Ms. Williams pointed out that banks would benefit because shorter, focused consumer disclosures would reduce paperwork costs, and the time and money spent on lawyers and consultants navigating through complicated requirements could be redirected to better serving customers and improving returns for stockholders.
Ms. Williams also addressed several apparent misconceptions about the OCC’s position on enforcement of the Bank Secrecy Act and anti-money laundering standards, and relationships with money service businesses, or MSBs.
“It is absolutely not OCC’s intent that national banks should be forced to sever their relationships with money service businesses,” Ms. Williams said. “MSBs play a vital role in the national economy, providing financial services to individuals who are not otherwise part of the mainstream financial system. What we absolutely are saying, however, is that banks need to have controls commensurate with and adequate to monitor, manage, and control the different levels of risk presented by different types of MSBs.”
Ms. Williams also emphasized that no national bank examiner alone has the power to issue a cease-and-desist order and that all proposed BSA citations are considered by the agency’s Washington Supervision Review Committee, which reports directly to the Senior Deputy Comptrollers for Bank Supervision. She stressed that since the agency’s enforcement guidance was issued in November 2004, approval to issue cease-and-desist order has been granted only on the infrequent occasion when a bank’s BSA violations met a standard of persistence or egregiousness that set it apart.

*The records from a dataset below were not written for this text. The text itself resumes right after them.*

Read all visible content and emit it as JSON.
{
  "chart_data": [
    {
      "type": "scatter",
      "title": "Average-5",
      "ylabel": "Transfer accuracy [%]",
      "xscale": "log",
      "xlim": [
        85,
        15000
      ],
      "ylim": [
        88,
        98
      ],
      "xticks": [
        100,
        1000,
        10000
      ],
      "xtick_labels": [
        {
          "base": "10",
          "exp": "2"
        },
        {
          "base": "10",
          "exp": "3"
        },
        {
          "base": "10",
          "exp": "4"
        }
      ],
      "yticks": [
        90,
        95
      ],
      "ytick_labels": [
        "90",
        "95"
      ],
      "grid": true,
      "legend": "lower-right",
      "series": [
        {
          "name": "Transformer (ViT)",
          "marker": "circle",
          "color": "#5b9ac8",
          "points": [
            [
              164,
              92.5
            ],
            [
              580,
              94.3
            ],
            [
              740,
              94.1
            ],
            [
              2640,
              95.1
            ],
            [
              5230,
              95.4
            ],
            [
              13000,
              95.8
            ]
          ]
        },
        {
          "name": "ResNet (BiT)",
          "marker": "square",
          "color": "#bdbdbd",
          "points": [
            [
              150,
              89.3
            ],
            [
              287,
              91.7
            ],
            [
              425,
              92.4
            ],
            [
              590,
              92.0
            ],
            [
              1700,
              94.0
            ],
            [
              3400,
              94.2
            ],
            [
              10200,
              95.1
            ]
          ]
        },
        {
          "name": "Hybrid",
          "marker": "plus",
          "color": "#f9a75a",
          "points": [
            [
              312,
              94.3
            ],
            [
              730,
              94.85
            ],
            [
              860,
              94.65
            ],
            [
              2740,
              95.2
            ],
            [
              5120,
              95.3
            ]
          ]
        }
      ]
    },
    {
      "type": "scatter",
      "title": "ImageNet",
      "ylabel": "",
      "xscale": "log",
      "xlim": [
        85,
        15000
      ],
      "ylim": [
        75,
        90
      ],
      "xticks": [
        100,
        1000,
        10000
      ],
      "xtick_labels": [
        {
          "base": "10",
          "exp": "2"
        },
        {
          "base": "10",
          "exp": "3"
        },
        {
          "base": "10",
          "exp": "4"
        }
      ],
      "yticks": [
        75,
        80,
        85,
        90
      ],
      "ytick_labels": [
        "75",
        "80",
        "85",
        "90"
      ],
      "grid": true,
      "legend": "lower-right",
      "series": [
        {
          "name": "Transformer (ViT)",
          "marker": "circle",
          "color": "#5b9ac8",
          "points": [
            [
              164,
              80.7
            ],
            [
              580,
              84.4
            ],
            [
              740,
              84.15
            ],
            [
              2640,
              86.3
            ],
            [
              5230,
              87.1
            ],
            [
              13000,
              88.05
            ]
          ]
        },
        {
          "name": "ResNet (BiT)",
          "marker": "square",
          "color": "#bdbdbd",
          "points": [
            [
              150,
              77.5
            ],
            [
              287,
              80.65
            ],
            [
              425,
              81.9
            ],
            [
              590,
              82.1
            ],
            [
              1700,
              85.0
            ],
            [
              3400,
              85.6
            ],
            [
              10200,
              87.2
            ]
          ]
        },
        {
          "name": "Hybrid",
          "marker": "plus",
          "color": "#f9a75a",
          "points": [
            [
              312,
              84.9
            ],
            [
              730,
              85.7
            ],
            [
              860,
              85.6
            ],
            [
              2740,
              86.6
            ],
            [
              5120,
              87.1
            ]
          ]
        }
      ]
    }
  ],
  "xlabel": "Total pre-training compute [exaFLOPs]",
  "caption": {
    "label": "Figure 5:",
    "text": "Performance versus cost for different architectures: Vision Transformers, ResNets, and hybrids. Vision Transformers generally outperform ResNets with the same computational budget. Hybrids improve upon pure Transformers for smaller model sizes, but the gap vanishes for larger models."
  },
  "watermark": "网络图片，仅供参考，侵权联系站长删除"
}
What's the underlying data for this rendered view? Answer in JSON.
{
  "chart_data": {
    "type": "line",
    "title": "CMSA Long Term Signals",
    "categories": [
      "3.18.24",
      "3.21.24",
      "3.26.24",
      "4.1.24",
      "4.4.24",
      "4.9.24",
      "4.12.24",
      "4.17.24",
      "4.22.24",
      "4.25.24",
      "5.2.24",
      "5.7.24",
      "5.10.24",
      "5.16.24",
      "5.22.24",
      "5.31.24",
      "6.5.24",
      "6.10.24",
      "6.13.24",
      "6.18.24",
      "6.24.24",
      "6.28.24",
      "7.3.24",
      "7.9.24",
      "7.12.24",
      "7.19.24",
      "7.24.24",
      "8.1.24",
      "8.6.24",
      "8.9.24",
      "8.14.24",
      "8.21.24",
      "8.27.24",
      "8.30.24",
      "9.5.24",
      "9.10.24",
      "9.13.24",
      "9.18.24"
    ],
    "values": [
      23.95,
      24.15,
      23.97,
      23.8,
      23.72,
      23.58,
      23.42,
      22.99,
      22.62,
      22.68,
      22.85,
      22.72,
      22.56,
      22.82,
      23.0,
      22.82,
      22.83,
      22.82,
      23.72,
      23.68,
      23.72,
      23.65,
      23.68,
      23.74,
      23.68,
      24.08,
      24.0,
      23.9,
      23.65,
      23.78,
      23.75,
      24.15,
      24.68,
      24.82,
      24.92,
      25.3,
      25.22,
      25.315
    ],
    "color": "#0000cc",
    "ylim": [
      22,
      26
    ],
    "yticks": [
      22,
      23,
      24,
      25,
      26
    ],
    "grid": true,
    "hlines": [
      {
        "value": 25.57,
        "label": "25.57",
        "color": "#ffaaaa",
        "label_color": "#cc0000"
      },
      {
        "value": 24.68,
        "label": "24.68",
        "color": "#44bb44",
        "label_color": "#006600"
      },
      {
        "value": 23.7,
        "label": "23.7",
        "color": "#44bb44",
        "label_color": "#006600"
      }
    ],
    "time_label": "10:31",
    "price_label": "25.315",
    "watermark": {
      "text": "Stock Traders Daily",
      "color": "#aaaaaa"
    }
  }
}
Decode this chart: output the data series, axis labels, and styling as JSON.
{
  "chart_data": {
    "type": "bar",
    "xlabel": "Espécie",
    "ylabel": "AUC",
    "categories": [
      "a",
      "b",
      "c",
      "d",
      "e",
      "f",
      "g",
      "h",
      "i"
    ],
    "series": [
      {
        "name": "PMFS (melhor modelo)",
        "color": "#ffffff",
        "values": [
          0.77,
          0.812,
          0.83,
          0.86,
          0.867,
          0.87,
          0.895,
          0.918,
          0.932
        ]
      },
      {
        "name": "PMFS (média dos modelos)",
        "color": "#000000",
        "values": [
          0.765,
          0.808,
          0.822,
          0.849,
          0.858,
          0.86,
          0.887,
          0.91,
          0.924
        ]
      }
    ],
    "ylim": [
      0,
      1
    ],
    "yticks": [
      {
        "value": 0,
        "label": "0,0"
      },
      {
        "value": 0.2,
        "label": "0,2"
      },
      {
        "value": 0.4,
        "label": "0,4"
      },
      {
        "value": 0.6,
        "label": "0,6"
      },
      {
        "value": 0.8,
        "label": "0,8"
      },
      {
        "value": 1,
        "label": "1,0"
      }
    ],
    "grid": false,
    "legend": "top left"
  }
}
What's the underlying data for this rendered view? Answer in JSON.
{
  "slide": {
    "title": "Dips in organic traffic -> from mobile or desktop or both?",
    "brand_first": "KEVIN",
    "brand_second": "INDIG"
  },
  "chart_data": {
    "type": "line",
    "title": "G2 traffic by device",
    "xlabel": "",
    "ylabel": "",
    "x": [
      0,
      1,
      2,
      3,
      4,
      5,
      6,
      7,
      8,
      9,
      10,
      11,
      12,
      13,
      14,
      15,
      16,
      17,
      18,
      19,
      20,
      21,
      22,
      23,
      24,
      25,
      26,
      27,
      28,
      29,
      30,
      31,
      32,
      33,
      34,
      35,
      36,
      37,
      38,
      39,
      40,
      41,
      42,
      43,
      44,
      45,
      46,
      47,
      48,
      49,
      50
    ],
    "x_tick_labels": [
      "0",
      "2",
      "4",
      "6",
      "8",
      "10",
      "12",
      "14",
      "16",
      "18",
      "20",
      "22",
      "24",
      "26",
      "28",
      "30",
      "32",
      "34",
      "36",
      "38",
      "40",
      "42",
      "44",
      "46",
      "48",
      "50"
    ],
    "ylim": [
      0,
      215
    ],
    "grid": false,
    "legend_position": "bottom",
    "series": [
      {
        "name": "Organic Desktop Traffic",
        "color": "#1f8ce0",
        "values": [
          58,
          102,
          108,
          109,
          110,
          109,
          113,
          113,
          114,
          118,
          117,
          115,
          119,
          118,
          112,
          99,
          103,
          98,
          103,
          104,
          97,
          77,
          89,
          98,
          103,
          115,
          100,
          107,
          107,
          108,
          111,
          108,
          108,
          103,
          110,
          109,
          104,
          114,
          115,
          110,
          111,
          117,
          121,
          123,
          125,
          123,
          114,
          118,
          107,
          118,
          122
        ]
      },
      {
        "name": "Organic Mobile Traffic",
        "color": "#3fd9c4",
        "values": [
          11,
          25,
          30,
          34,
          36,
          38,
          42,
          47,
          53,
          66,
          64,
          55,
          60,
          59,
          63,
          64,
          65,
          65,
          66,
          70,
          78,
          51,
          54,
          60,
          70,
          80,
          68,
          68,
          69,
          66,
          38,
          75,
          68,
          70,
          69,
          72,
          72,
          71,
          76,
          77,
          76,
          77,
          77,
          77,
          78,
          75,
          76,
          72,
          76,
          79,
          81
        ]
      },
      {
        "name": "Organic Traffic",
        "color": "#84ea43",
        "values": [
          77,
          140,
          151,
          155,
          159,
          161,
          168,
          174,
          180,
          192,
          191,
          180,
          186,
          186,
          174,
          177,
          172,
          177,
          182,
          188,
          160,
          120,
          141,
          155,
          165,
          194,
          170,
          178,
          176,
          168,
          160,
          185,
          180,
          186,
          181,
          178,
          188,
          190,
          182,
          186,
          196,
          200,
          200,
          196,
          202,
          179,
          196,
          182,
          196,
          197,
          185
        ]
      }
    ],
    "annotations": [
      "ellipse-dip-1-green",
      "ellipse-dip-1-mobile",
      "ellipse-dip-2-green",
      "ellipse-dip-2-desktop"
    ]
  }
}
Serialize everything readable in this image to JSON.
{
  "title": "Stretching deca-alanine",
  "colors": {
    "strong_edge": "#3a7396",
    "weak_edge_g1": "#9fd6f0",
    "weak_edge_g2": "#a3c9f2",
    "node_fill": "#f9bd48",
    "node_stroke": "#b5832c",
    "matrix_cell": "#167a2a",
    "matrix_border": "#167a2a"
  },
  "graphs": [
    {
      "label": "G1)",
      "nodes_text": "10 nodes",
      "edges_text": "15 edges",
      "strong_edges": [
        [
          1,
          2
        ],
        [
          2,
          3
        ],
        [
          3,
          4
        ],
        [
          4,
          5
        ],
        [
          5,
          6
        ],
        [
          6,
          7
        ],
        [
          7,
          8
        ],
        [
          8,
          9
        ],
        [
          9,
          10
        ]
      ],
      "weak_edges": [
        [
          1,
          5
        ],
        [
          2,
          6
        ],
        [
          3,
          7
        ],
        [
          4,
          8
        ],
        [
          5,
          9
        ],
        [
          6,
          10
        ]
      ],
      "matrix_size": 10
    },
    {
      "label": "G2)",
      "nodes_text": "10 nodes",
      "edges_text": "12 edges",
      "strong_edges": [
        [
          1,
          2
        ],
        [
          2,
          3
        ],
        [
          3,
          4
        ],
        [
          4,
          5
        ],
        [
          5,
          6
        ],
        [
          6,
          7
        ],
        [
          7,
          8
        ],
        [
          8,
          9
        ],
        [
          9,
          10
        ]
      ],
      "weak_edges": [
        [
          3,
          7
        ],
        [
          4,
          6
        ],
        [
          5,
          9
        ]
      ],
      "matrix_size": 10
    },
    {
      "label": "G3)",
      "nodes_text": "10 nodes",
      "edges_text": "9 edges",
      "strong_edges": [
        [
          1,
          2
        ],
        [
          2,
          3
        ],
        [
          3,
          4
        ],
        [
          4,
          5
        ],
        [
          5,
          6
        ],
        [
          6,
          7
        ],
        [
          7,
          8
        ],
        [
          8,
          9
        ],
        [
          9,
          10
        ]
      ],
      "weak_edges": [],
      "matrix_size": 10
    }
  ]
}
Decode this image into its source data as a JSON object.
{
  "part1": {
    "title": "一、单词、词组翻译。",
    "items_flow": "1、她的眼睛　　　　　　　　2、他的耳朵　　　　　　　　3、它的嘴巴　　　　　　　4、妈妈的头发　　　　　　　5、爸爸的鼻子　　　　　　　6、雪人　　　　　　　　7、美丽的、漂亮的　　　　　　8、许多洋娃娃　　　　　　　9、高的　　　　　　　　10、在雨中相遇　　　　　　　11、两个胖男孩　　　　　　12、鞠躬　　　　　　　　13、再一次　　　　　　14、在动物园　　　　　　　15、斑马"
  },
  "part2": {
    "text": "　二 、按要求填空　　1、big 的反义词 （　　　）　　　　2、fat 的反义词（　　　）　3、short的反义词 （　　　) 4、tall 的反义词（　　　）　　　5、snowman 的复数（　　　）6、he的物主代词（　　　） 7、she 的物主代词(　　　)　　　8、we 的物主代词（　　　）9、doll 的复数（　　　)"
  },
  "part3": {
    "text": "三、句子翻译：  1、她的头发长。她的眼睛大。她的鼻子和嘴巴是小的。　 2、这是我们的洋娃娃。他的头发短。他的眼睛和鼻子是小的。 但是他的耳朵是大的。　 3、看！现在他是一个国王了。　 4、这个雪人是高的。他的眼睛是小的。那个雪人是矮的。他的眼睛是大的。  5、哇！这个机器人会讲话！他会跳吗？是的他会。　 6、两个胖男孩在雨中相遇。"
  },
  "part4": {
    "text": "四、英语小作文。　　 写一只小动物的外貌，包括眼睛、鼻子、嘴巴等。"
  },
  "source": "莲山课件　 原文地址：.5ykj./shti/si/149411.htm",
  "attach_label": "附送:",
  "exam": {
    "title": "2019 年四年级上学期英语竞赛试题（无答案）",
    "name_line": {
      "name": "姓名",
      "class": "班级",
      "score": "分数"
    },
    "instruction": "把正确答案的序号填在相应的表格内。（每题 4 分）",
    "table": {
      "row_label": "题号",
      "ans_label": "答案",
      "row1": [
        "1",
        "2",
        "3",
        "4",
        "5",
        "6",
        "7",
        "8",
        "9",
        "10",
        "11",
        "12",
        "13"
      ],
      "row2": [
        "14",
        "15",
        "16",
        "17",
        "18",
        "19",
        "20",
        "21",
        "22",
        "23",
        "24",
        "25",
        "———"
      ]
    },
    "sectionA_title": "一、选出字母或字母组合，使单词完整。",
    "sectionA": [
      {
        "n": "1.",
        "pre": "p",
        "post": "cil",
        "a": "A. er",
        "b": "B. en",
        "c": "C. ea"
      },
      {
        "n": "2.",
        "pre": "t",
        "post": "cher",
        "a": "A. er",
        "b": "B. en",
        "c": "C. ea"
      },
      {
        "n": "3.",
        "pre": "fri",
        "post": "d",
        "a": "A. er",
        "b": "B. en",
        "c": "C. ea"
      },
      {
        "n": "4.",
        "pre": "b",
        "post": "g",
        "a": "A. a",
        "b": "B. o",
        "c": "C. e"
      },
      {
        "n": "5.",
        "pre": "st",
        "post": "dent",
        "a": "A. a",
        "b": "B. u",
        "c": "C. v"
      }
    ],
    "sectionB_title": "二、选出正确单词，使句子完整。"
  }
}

Addressing the inter-agency Community Reinvestment Act proposal, Ms. Williams summarized the flexible new community development test for small banks between $250 million and $1 billion in assets and the increased asset threshold of $1 billion for when a bank is subject to “large bank” lending, investment, and service tests to $1 billion.
“We heard you on the issue of unnecessary regulatory burden imposed on community banks that are treated as “large banks” under the present rule,” Ms. Williams noted. “At the same time, we sought to ensure that those banks’ basic obligations under the CRA were not undercut.”
Ms. Williams concluded by stating that community banking is a vital component of our national economic infrastructure.
“All of us should have a common goal to ensure that the next generation of the best and the brightest see community banking as a vibrant, prosperous and promising business; a business that they want to be a part of because it delivers financial services and promotes economic vitality in communities large and small, urban, suburban, and rural, throughout the land.”